Inside Citibank's campus large rooms are filled wall-to-wall with grey cubicles, where customer service representatives field calls from credit card customers. At first every part of Citibank's credit card operation, from making the plastic cards to processing the payments was in Sioux Falls. The operation quickly grew and Citibank relocated functions to 18 cities; each with its own area of expertise. Sioux Falls specializes in customer service.

Jerry Nachtigal is the company's spokesman in Sioux Falls.

Ron Williamson
Ron Williamson was the third president of Citibank, South Dakota. He also served as former Gov. Bill Janklow's chief of staff.
MPR Photo/Cara Hetland

"I would guarantee you that the Citicorp folks did not know that their initial decision to come out here would lead to what we have here today: 3,200 employees, 118 million accounts on our books in South Dakota, $120 million annual payroll," says Nachtigal. "Nobody could have envisioned that we would have grown into what we are today," he says.

Citibank gave city leaders a success story they used to invite other businesses. By 2004, there were 26 customer service operations in Sioux Falls involved in credit card processing, insurance claims and telemarketing.

Over the two decades following Citibank's arrival, job growth in Sioux Falls ran at nearly double the rate of the Twin Cities.

Personal income per capita, a broad measure of prosperity, grew faster in Sioux Falls than in the U.S. as a whole.

Sioux Falls' population grew 11 percent in the 1980s and 22 percent in the 1990s, making Sioux Falls the fastest growing city in South Dakota and all of its bordering states.

Doug Hajek
Doug Hajek is a Sioux Falls banking lawyer and former banker. He was in the room when bankers decided to ask lawmakers to scrap the usury limit.
MPR Photo/Cara Hetland

Lawyer Doug Hajek says changes happened as soon as Citibank arrived.

"Their demands for all kinds of services were just tremendous. Just over night our postal facility has to deal with million and millions of pieces of mail. Computer suppliers, office stores, furniture companies, paper companies, federal express. There was an unbelievable impact," says Hajek.

But it's difficult to find a business in Sioux Falls that says it is successful just because Citibank came to town. The owner of one office supply business says stores competed for the business but didn't make a lot of money supplying Citibank because the company was able to command low prices. Now Citibank doesn't even buy supplies locally.

And not everyone agrees Citibank's arrival was the main engine behind Sioux Falls' growth.

A heart monitor beeps in the emergency room of Avera Heart Hospital, South Dakota's first specialty hospital. The three story building went up on the other end of town from Citibank five years ago. What was once a lone building in the middle of a farm field is now surrounded by new development. Again.

Avera Heart Hospital
The Avera Heart Hospital is South Dakota's first speciality hospital. Health care is one part of the service industry which is booming in Sioux Falls.
MPR Photo/Cara Hetland

University of South Dakota Economics Professor Ralph Brown says the end to the usury limit wasn't the only important change state lawmakers made.

"The other is the decision by the state to have a four-year medical school which led to the expansion of hospitals and health care and that ends up predominately in Sioux Falls," says Brown. "And the thing about those events is the expansion of the service sector and that's where the employment and jobs are," he says.

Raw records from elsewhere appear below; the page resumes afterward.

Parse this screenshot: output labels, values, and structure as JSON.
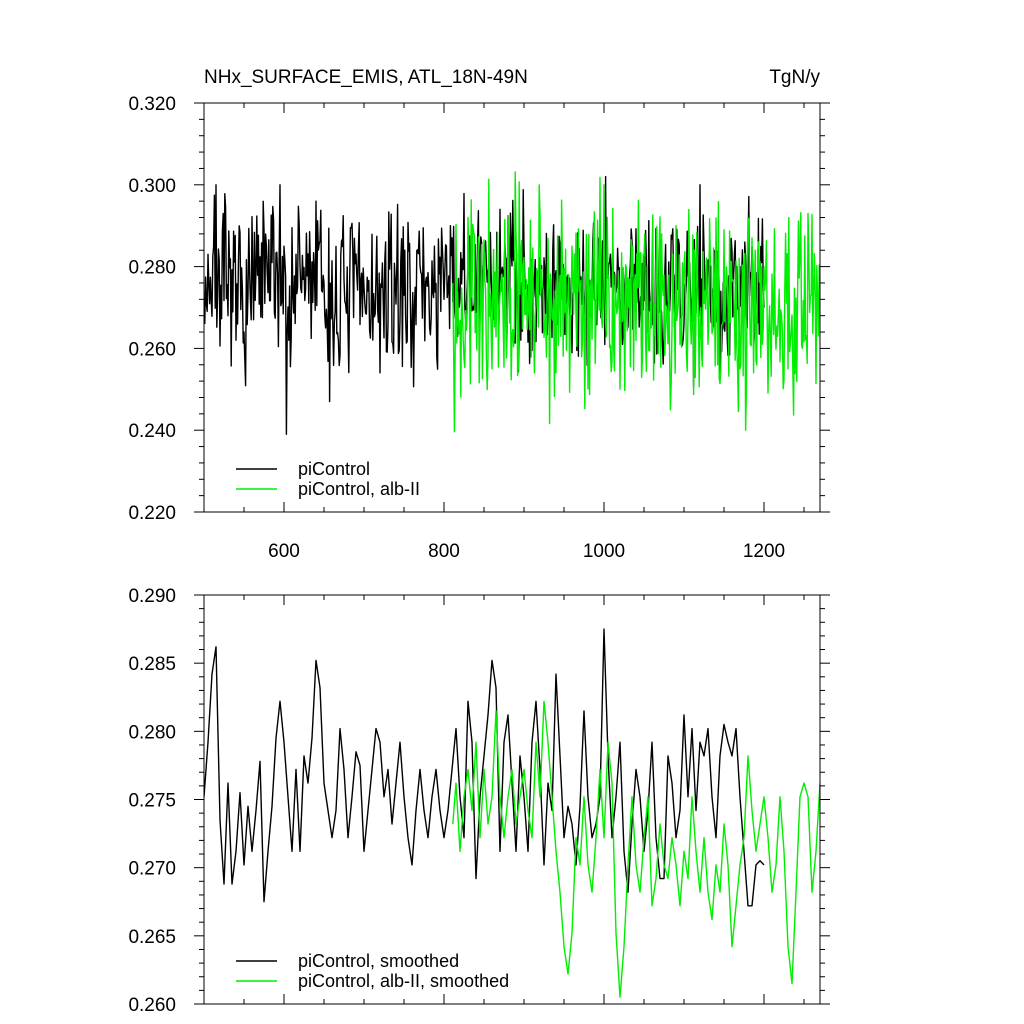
{
  "chart_data": [
    {
      "type": "line",
      "title": "NHx_SURFACE_EMIS, ATL_18N-49N",
      "units": "TgN/y",
      "xlim": [
        500,
        1270
      ],
      "ylim": [
        0.22,
        0.32
      ],
      "x_ticks": [
        600,
        800,
        1000,
        1200
      ],
      "x_tick_labels": [
        "600",
        "800",
        "1000",
        "1200"
      ],
      "y_ticks": [
        0.22,
        0.24,
        0.26,
        0.28,
        0.3,
        0.32
      ],
      "y_tick_labels": [
        "0.220",
        "0.240",
        "0.260",
        "0.280",
        "0.300",
        "0.320"
      ],
      "grid": false,
      "legend_position": "bottom-left",
      "series": [
        {
          "name": "piControl",
          "color": "#000000",
          "x_start": 500,
          "x_end": 1200,
          "baseline": 0.275,
          "noise": 0.0095,
          "seed": 7,
          "anchors": [
            [
              500,
              0.27
            ],
            [
              505,
              0.283
            ],
            [
              515,
              0.3
            ],
            [
              530,
              0.268
            ],
            [
              540,
              0.262
            ],
            [
              550,
              0.264
            ],
            [
              595,
              0.3
            ],
            [
              600,
              0.285
            ],
            [
              603,
              0.239
            ],
            [
              615,
              0.283
            ],
            [
              640,
              0.296
            ],
            [
              657,
              0.247
            ],
            [
              700,
              0.275
            ],
            [
              720,
              0.254
            ],
            [
              750,
              0.273
            ],
            [
              800,
              0.272
            ],
            [
              850,
              0.283
            ],
            [
              870,
              0.294
            ],
            [
              900,
              0.285
            ],
            [
              940,
              0.279
            ],
            [
              958,
              0.265
            ],
            [
              970,
              0.274
            ],
            [
              1002,
              0.302
            ],
            [
              1020,
              0.262
            ],
            [
              1050,
              0.283
            ],
            [
              1080,
              0.272
            ],
            [
              1100,
              0.266
            ],
            [
              1120,
              0.3
            ],
            [
              1150,
              0.265
            ],
            [
              1170,
              0.28
            ],
            [
              1200,
              0.27
            ]
          ]
        },
        {
          "name": "piControl, alb-II",
          "color": "#00ee00",
          "x_start": 811,
          "x_end": 1270,
          "baseline": 0.271,
          "noise": 0.0115,
          "seed": 13,
          "anchors": [
            [
              811,
              0.276
            ],
            [
              830,
              0.292
            ],
            [
              860,
              0.255
            ],
            [
              890,
              0.288
            ],
            [
              920,
              0.293
            ],
            [
              940,
              0.254
            ],
            [
              960,
              0.285
            ],
            [
              1000,
              0.3
            ],
            [
              1020,
              0.25
            ],
            [
              1060,
              0.282
            ],
            [
              1083,
              0.245
            ],
            [
              1100,
              0.28
            ],
            [
              1130,
              0.261
            ],
            [
              1150,
              0.289
            ],
            [
              1170,
              0.255
            ],
            [
              1200,
              0.28
            ],
            [
              1230,
              0.255
            ],
            [
              1255,
              0.293
            ],
            [
              1270,
              0.27
            ]
          ]
        }
      ]
    },
    {
      "type": "line",
      "xlim": [
        500,
        1270
      ],
      "ylim": [
        0.26,
        0.29
      ],
      "x_ticks": [
        600,
        800,
        1000,
        1200
      ],
      "y_ticks": [
        0.26,
        0.265,
        0.27,
        0.275,
        0.28,
        0.285,
        0.29
      ],
      "y_tick_labels": [
        "0.260",
        "0.265",
        "0.270",
        "0.275",
        "0.280",
        "0.285",
        "0.290"
      ],
      "grid": false,
      "legend_position": "bottom-left",
      "series": [
        {
          "name": "piControl, smoothed",
          "color": "#000000",
          "x": [
            500,
            505,
            510,
            515,
            520,
            525,
            530,
            535,
            540,
            545,
            550,
            555,
            560,
            565,
            570,
            575,
            580,
            585,
            590,
            595,
            600,
            605,
            610,
            615,
            620,
            625,
            630,
            635,
            640,
            645,
            650,
            655,
            660,
            665,
            670,
            675,
            680,
            685,
            690,
            695,
            700,
            705,
            710,
            715,
            720,
            725,
            730,
            735,
            740,
            745,
            750,
            755,
            760,
            765,
            770,
            775,
            780,
            785,
            790,
            795,
            800,
            805,
            810,
            815,
            820,
            825,
            830,
            835,
            840,
            845,
            850,
            855,
            860,
            865,
            870,
            875,
            880,
            885,
            890,
            895,
            900,
            905,
            910,
            915,
            920,
            925,
            930,
            935,
            940,
            945,
            950,
            955,
            960,
            965,
            970,
            975,
            980,
            985,
            990,
            995,
            1000,
            1005,
            1010,
            1015,
            1020,
            1025,
            1030,
            1035,
            1040,
            1045,
            1050,
            1055,
            1060,
            1065,
            1070,
            1075,
            1080,
            1085,
            1090,
            1095,
            1100,
            1105,
            1110,
            1115,
            1120,
            1125,
            1130,
            1135,
            1140,
            1145,
            1150,
            1155,
            1160,
            1165,
            1170,
            1175,
            1180,
            1185,
            1190,
            1195,
            1200
          ],
          "values": [
            0.2752,
            0.2792,
            0.2842,
            0.2862,
            0.2735,
            0.2688,
            0.2762,
            0.2688,
            0.2712,
            0.2755,
            0.2702,
            0.2745,
            0.2712,
            0.2742,
            0.2778,
            0.2675,
            0.2712,
            0.2745,
            0.2795,
            0.2822,
            0.2792,
            0.2752,
            0.2712,
            0.2772,
            0.2712,
            0.2782,
            0.2762,
            0.2795,
            0.2852,
            0.2832,
            0.2762,
            0.2742,
            0.2722,
            0.2742,
            0.2802,
            0.2772,
            0.2722,
            0.2752,
            0.2785,
            0.2775,
            0.2712,
            0.2742,
            0.2772,
            0.2802,
            0.2792,
            0.2752,
            0.2772,
            0.2732,
            0.2762,
            0.2792,
            0.2752,
            0.2722,
            0.2702,
            0.2742,
            0.2772,
            0.2742,
            0.2722,
            0.2752,
            0.2772,
            0.2742,
            0.2722,
            0.2742,
            0.2772,
            0.2802,
            0.2752,
            0.2722,
            0.2822,
            0.2792,
            0.2692,
            0.2752,
            0.2782,
            0.2812,
            0.2852,
            0.2832,
            0.2712,
            0.2792,
            0.2812,
            0.2762,
            0.2712,
            0.2782,
            0.2752,
            0.2712,
            0.2792,
            0.2822,
            0.2772,
            0.2702,
            0.2762,
            0.2742,
            0.2842,
            0.2782,
            0.2722,
            0.2745,
            0.2732,
            0.2702,
            0.2745,
            0.2815,
            0.2752,
            0.2722,
            0.2732,
            0.2752,
            0.2875,
            0.2782,
            0.2722,
            0.2752,
            0.2792,
            0.2712,
            0.2682,
            0.2732,
            0.2772,
            0.2752,
            0.2712,
            0.2742,
            0.2792,
            0.2722,
            0.2692,
            0.2692,
            0.2782,
            0.2762,
            0.2722,
            0.2742,
            0.2812,
            0.2752,
            0.2802,
            0.2742,
            0.2792,
            0.2782,
            0.2802,
            0.2752,
            0.2722,
            0.2782,
            0.2805,
            0.2792,
            0.2782,
            0.2802,
            0.2752,
            0.2712,
            0.2672,
            0.2672,
            0.2702,
            0.2705,
            0.2702
          ]
        },
        {
          "name": "piControl, alb-II, smoothed",
          "color": "#00ee00",
          "x": [
            811,
            815,
            820,
            825,
            830,
            835,
            840,
            845,
            850,
            855,
            860,
            865,
            870,
            875,
            880,
            885,
            890,
            895,
            900,
            905,
            910,
            915,
            920,
            925,
            930,
            935,
            940,
            945,
            950,
            955,
            960,
            965,
            970,
            975,
            980,
            985,
            990,
            995,
            1000,
            1005,
            1010,
            1015,
            1020,
            1025,
            1030,
            1035,
            1040,
            1045,
            1050,
            1055,
            1060,
            1065,
            1070,
            1075,
            1080,
            1085,
            1090,
            1095,
            1100,
            1105,
            1110,
            1115,
            1120,
            1125,
            1130,
            1135,
            1140,
            1145,
            1150,
            1155,
            1160,
            1165,
            1170,
            1175,
            1180,
            1185,
            1190,
            1195,
            1200,
            1205,
            1210,
            1215,
            1220,
            1225,
            1230,
            1235,
            1240,
            1245,
            1250,
            1255,
            1260,
            1265,
            1270
          ],
          "values": [
            0.2732,
            0.2762,
            0.2712,
            0.2752,
            0.2772,
            0.2742,
            0.2792,
            0.2722,
            0.2772,
            0.2732,
            0.2752,
            0.2815,
            0.2752,
            0.2722,
            0.2752,
            0.2772,
            0.2732,
            0.2752,
            0.2772,
            0.2742,
            0.2722,
            0.2792,
            0.2752,
            0.2822,
            0.2792,
            0.2752,
            0.2712,
            0.2682,
            0.2642,
            0.2622,
            0.2652,
            0.2722,
            0.2702,
            0.2752,
            0.2702,
            0.2682,
            0.2722,
            0.2772,
            0.2722,
            0.2792,
            0.2762,
            0.2652,
            0.2605,
            0.2642,
            0.2702,
            0.2752,
            0.2702,
            0.2682,
            0.2722,
            0.2752,
            0.2672,
            0.2692,
            0.2732,
            0.2702,
            0.2692,
            0.2722,
            0.2702,
            0.2672,
            0.2712,
            0.2692,
            0.2752,
            0.2712,
            0.2682,
            0.2722,
            0.2682,
            0.2662,
            0.2702,
            0.2682,
            0.2732,
            0.2702,
            0.2642,
            0.2672,
            0.2702,
            0.2722,
            0.2782,
            0.2742,
            0.2712,
            0.2732,
            0.2752,
            0.2722,
            0.2682,
            0.2702,
            0.2752,
            0.2712,
            0.2642,
            0.2615,
            0.2682,
            0.2752,
            0.2762,
            0.2752,
            0.2682,
            0.2712,
            0.2762
          ]
        }
      ]
    }
  ]
}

Brown says Sioux Falls prospered by diversifying its economic base, helped by the lack of a personal or corporate income tax. He says Sioux Falls reduced its reliance on manufacturing, an industry long in decline nationally. He says Cities with large manufacturing bases tended to shrink while those concentrated in services grew.

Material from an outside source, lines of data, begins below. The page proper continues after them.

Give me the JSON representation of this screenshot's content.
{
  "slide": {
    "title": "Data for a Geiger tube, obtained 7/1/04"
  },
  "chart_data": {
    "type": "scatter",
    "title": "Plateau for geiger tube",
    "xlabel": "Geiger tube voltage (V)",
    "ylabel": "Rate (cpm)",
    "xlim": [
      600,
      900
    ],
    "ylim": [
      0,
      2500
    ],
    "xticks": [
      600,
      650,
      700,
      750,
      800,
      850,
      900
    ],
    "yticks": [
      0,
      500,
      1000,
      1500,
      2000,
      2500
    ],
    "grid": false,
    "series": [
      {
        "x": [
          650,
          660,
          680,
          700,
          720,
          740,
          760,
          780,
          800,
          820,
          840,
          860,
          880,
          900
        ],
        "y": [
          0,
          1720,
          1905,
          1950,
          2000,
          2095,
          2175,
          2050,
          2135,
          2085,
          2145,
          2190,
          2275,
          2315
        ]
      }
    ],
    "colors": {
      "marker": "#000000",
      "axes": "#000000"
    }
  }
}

Brown says Sioux Falls has grown into a financial hub, a medical hub and a shopping hub for the region. But he believes much of the development that followed Citibank's arrival was spontaneous.

Brown cautions that while the service industry is where the jobs are now, it's also an industry that's vulnerable to offshore outsourcing. Still, total employment in Sioux Falls continues to grow. Even the John Morrell meatpacking plant announced an expansion project recently.